The earth frame observer sees the lightning flashes simultaneously and he sees that the person in the middle of the train would receive the flash from the ahead one before the rear one. Now the thought experiment continues by saying that the observer on the train would also see the ahead one before the rear one and hence conclude that the ahead flash occured first.
My question is why is it being assumed that the earth frame observer seeing that the ahead flash hits the observer in the train first imply that the train observer would also see the ahead flash first.
 A: 
My question is why is it being assumed that the earth frame observer seeing that the ahead flash hits the observer in the train first imply that the train observer would also see the ahead flash first.

Notice that at some instant the two light fronts reach each other.
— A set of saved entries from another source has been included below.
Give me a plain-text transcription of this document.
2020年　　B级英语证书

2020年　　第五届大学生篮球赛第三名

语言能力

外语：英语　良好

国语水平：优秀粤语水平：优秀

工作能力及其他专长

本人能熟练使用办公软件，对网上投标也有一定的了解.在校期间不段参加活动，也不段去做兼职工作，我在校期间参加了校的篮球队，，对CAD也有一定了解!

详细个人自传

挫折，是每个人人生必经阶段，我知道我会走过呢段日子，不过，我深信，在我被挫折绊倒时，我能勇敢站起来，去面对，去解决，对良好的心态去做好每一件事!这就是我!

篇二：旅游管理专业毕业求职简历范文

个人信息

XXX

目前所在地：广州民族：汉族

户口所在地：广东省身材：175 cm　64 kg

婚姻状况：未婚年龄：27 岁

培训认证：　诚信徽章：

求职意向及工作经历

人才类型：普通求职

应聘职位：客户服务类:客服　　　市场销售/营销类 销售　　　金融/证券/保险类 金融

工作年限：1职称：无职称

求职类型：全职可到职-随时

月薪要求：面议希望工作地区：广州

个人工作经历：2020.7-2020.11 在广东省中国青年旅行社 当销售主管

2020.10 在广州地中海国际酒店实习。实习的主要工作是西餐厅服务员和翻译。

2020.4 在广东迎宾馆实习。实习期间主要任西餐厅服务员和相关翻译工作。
At that moment the front light pulse has already passed the train observer and the back light pulse has yet to reach the train observer. The order of events on a worldline of a massive or massless particle is frame invariant (causality). So the light pulses crossing each other happens after the front light pulse crosses the train observer in every frame, and it happens before the rear light pulse crosses the train observer in every frame. So in every frame there is some time when the front pulse has reached the train observer and the back pulse has not.
A: You are right to question this assumption, as that's a good way to gain understanding and we know in relativity that observers can differ about measurements e.g. lengths, time intervals and simultaneity.
But let's suppose the train occupant has an instrument at his location with front and rear sensors that will ring a bell if a light beam hits the front sensor followed by one hitting the rear sensor, with the timing determined in the train frame of reference where the instrument is located. The platform observer expects the bell to ring, and it does. It can't be that the sound exists only in the platform frame of reference and not the train frame. So the train occupant would also observe the ahead flash to reach him first.